Una maxi eredità lasciata da una nobildonna negli anni ’70, alla parrocchia di San Pietro a Modena si trova al centro di un’inchiesta della Guardia di Finanza che vede indagato il priore dei Benedettini Stefano De Pascalis, assieme ad un collaboratore e a tre professionisti del settore legale, due residenti a Ravenna (tra cui un ex notaio) e uno a Bologna (un avvocato).
Uno di loro sarebbe un consulente finanziario e titolare di una società con sede a Londra che in cambio di grosse ricompense avrebbe aiutato il prelato ad appropriarsi dell’eredità. I cinque sono ora accusati e indagati a vario titolo per ipotesi di reato che parlano di appropriazione indebita, riciclaggio ed auto riciclaggio.
A firmare l’inchiesta è il Pubblico Ministero Giuseppe di Giorgio che ha chiesto il rinvio a giudizio e l’udienza preliminare in tribunale è già stata fissata per il 12 Aprile prossimo.
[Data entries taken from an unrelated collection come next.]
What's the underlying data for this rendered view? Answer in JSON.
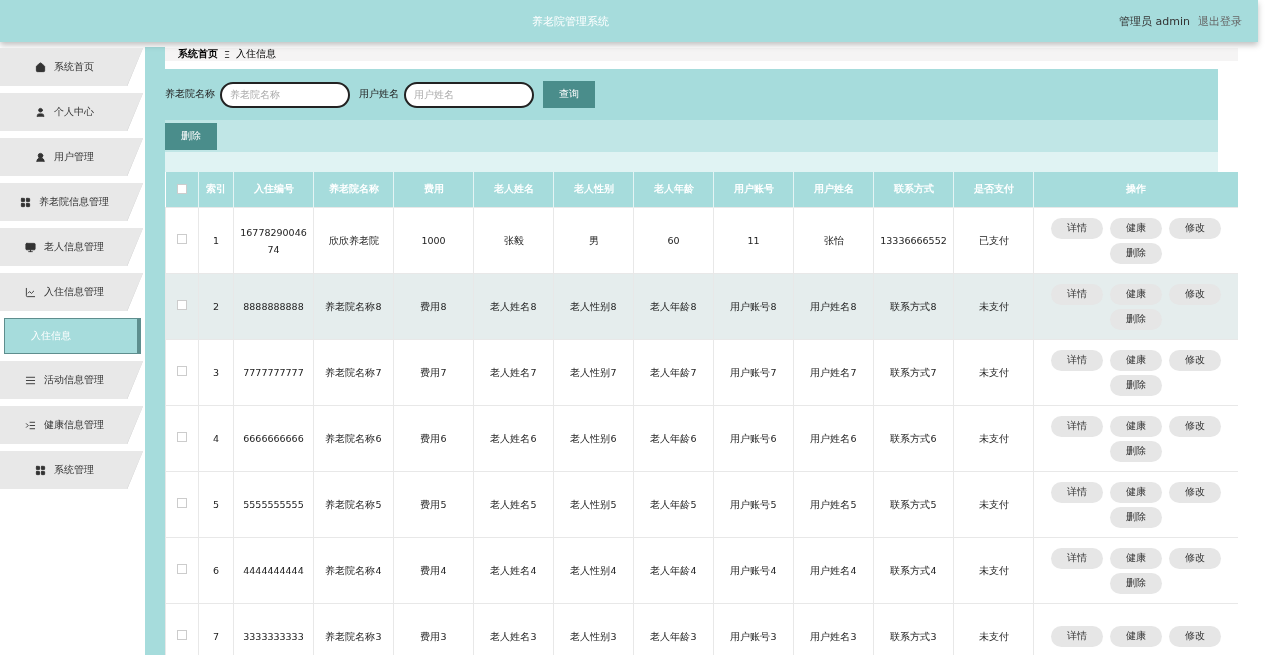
{
  "header": {
    "title": "养老院管理系统",
    "user": "管理员 admin",
    "logout": "退出登录"
  },
  "sidebar": {
    "items": [
      {
        "label": "系统首页",
        "selected": false
      },
      {
        "label": "个人中心",
        "selected": false
      },
      {
        "label": "用户管理",
        "selected": false
      },
      {
        "label": "养老院信息管理",
        "selected": false
      },
      {
        "label": "老人信息管理",
        "selected": false
      },
      {
        "label": "入住信息管理",
        "selected": false,
        "children": [
          {
            "label": "入住信息",
            "selected": true
          }
        ]
      },
      {
        "label": "活动信息管理",
        "selected": false
      },
      {
        "label": "健康信息管理",
        "selected": false
      },
      {
        "label": "系统管理",
        "selected": false
      }
    ]
  },
  "breadcrumb": {
    "home": "系统首页",
    "separator": "Ξ",
    "current": "入住信息"
  },
  "search": {
    "fields": [
      {
        "label": "养老院名称",
        "placeholder": "养老院名称"
      },
      {
        "label": "用户姓名",
        "placeholder": "用户姓名"
      }
    ],
    "button": "查询"
  },
  "delete_button": "删除",
  "table": {
    "columns": [
      "索引",
      "入住编号",
      "养老院名称",
      "费用",
      "老人姓名",
      "老人性别",
      "老人年龄",
      "用户账号",
      "用户姓名",
      "联系方式",
      "是否支付",
      "操作"
    ],
    "header_checked": false,
    "rows": [
      {
        "checked": false,
        "selected": false,
        "cells": [
          "1",
          "16778290046 74",
          "欣欣养老院",
          "1000",
          "张毅",
          "男",
          "60",
          "11",
          "张怡",
          "13336666552",
          "已支付"
        ],
        "actions": [
          "详情",
          "健康",
          "修改",
          "删除"
        ]
      },
      {
        "checked": false,
        "selected": true,
        "cells": [
          "2",
          "8888888888",
          "养老院名称8",
          "费用8",
          "老人姓名8",
          "老人性别8",
          "老人年龄8",
          "用户账号8",
          "用户姓名8",
          "联系方式8",
          "未支付"
        ],
        "actions": [
          "详情",
          "健康",
          "修改",
          "删除"
        ]
      },
      {
        "checked": false,
        "selected": false,
        "cells": [
          "3",
          "7777777777",
          "养老院名称7",
          "费用7",
          "老人姓名7",
          "老人性别7",
          "老人年龄7",
          "用户账号7",
          "用户姓名7",
          "联系方式7",
          "未支付"
        ],
        "actions": [
          "详情",
          "健康",
          "修改",
          "删除"
        ]
      },
      {
        "checked": false,
        "selected": false,
        "cells": [
          "4",
          "6666666666",
          "养老院名称6",
          "费用6",
          "老人姓名6",
          "老人性别6",
          "老人年龄6",
          "用户账号6",
          "用户姓名6",
          "联系方式6",
          "未支付"
        ],
        "actions": [
          "详情",
          "健康",
          "修改",
          "删除"
        ]
      },
      {
        "checked": false,
        "selected": false,
        "cells": [
          "5",
          "5555555555",
          "养老院名称5",
          "费用5",
          "老人姓名5",
          "老人性别5",
          "老人年龄5",
          "用户账号5",
          "用户姓名5",
          "联系方式5",
          "未支付"
        ],
        "actions": [
          "详情",
          "健康",
          "修改",
          "删除"
        ]
      },
      {
        "checked": false,
        "selected": false,
        "cells": [
          "6",
          "4444444444",
          "养老院名称4",
          "费用4",
          "老人姓名4",
          "老人性别4",
          "老人年龄4",
          "用户账号4",
          "用户姓名4",
          "联系方式4",
          "未支付"
        ],
        "actions": [
          "详情",
          "健康",
          "修改",
          "删除"
        ]
      },
      {
        "checked": false,
        "selected": false,
        "cells": [
          "7",
          "3333333333",
          "养老院名称3",
          "费用3",
          "老人姓名3",
          "老人性别3",
          "老人年龄3",
          "用户账号3",
          "用户姓名3",
          "联系方式3",
          "未支付"
        ],
        "actions": [
          "详情",
          "健康",
          "修改"
        ]
      }
    ]
  }
}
La vicenda ha inizio durante gli anni ’70 quando un’anziana nobildonna lascia in eredità alla parrocchia modenese, che ha sede in centro città, due terreni specificando però nel testamento che il lascito andasse solo alla parrocchia e non ai monaci benedettini che vi risiedono. Il denaro doveva quindi servire ad acquisti necessari alla chiesa e come beneficenza per i poveri.
Dopo 20 anni di affitti dei due fondi a beneficio della parrocchia, il Comune decide di espropriare i terreni e da quel momento “piovono” nelle casse della chiesa circa 4 milioni di euro, una cifra che, stando a quanto afferma l’accusa e riporta il “Corriere della Sera”, avrebbe attirato l’attenzione del religioso, il quale avrebbe dato inizio a una serie di operazioni bancarie sospette agli occhi della Guardia di Finanza.
Modena maxi eredità lasciata alla parrocchia: le indagini tra il 2013 e il 2020
Le fiamme gialle hanno ricostruito che già nel 2013 il conto della chiesa di San Pietro venne improvvisamente “svuotato” e trasferito in una banca di Bolzano su un conto intestato alla parrocchia; un’operazione fatta però senza informare la Curia e l’ordine monastico come invece prevede la legge, che rimangono così all’oscuro di questo trasferimento.
Ma il tutto diventa più complicato con il passare degli anni quando l’ex parroco (il priore si è dimesso dalla carica di parroco l’anno scorso) trasferisce più o meno la stessa somma in un altro conto aperto nello stesso istituto di credito di Bolzano intestato però all’Abbazia dei Padri Benedettini andando così di fatto contro le disposizioni della nobildonna che aveva lasciato in eredità i terreni.
L’iniziativa più sospetta per i militari arriva però soltanto nel 2020 quando l’alto prelato costituisce presso una banca di Modena un trust con scopi generici dove, compaiono gli stessi nomi dei professionisti con i ruoli di guardiani del fondo.
Dopo avere pagato con “parcelle” fino a 100mila euro i suoi collaboratori indagati, trasloca ancora una volta questo “tesoretto” e a questo punto che interviene la Guardia di Finanza che decide di sequestrare l’intero patrimonio.
Stando a quanto afferma la Procura, muovendosi in questa maniera il religioso ha potuto disporre liberamente del denaro senza dover rendere conto alle istituzioni ecclesiastiche. Tutti questi passaggi hanno infatti insospettito la Guardia di finanza che dopo alcune indagini ha deciso di intervenire sui cinque accusati.
La Curia Arcivescovile in persona dell’Arcivescovo Erio Castellucci e la Parrocchia di San Pietro Apostolo in persona del parroco pro tempore, a fronte dell’indagine, hanno deciso di sporgere denuncia in quanto parti offese e saranno parte civile nell’eventuale processo.
I difensori del religioso, Nicola Termanini e Giorgio Setti hanno commentato così le accuse al cliente:
“Dimostreremo come il nostro cliente abbia agito in totale buona fede e solo per assicurarsi che il lascito rimanesse vincolato alle mura della chiesa non conseguendo alcun profitto personale”.